Keep in mind though, if you set a variable equals to the value of the slice, you are essentially copying the slice header itself, not dereferencing it. Example:

        l := *b

        l[0] = 255

...

b original pointer: 0xc00000c060

pointer for l     : 0xc0000180f8

b   = [255 254 253 100 101]

Notice the address for l has changed to a new one, similar to k when passing in as value.

Premature Optimization?

Now, if you notice the differences, the only gain for you to pass in as pointer is that you avoided the function copying mechanism at the expense of the weird parenthesis notation. Consider the clean version:

func runWithPointer(b *[]byte) {

        (*b)[1] = 254

        c := (*b)[0:2]

        ...

}

func runWithLocalVariablePointer(b *[]byte) {

        l := *b

        l[1] = 254

        c := l[0:2]

        ...

}

func runWithoutPointer(k []byte) {

        k[2] = 253

        c := k[0:2]

        ...

}

Of course runWithoutPointer is recommended since it is clean and tidy. This is why the Go community recommends not to pass slice as pointer.

However, it does not means you cannot use runWithPointer. It is just the Go community will frown upon it since the gain not worth sacrificing the readability. Specify a local variable copy like runWithLocalVariablePointer does is essentially the same as runWithPointer.

Besides, a lot of folks are scared of pointer (no idea why) so maintaining the pointer convention can be a pain at some point.

Conversion

Array to Slice

You can easily convert an array to a slice by using the array boundary selector and select all elements in the slice. Example:

array := [5]byte{0x02, 0x03, 0x04, 0x05, 0x06}

slice = array[:]

This is a direct array to slice conversion when both array and slice shares the same length. DO NOT delete the array since slice relies on it to point towards the memory.

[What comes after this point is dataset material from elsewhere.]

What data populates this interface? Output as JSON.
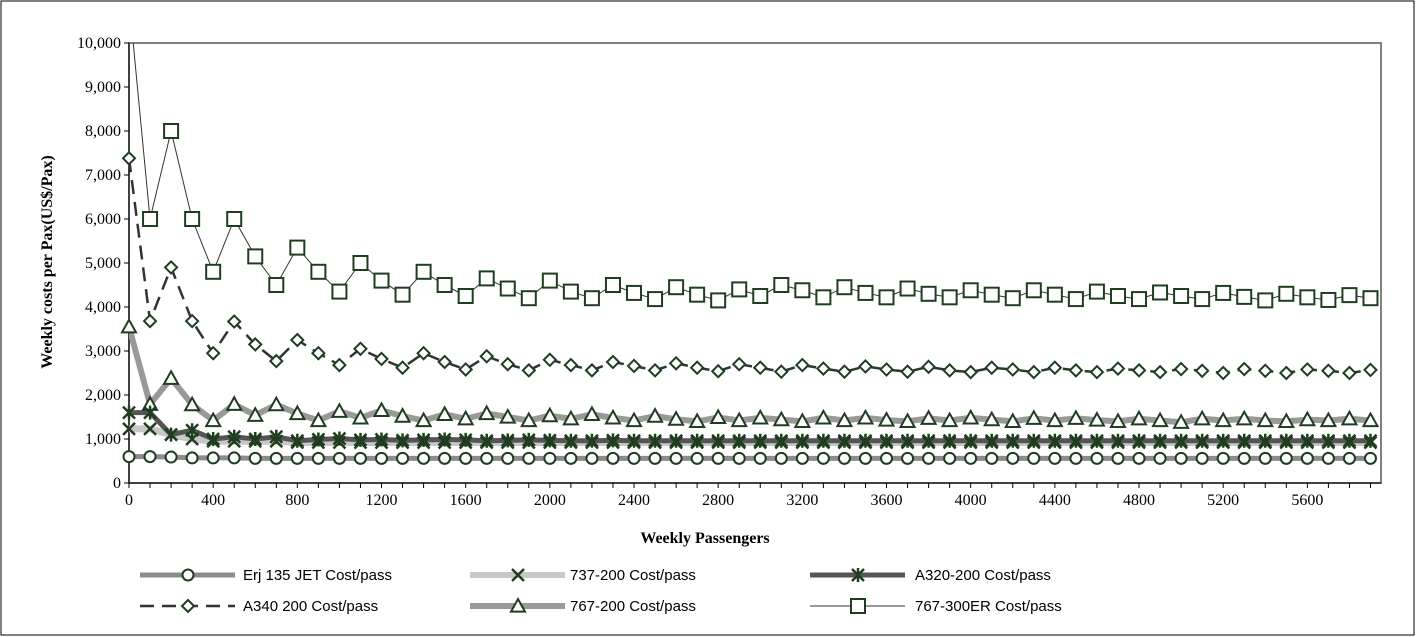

Otherwise, you need to perform manual copy using append function. Example:

slice = []byte{}

slice = append(slice, a[:]...)

Slice to Array

Slice to array requires you to copy the slice components into the a newly built slice. Example:

slice := []byte{0x02, 0x03, 0x04, 0x05, 0x06}

var array [5]byte

copy(array[:], slice)

That's all about slices in Go.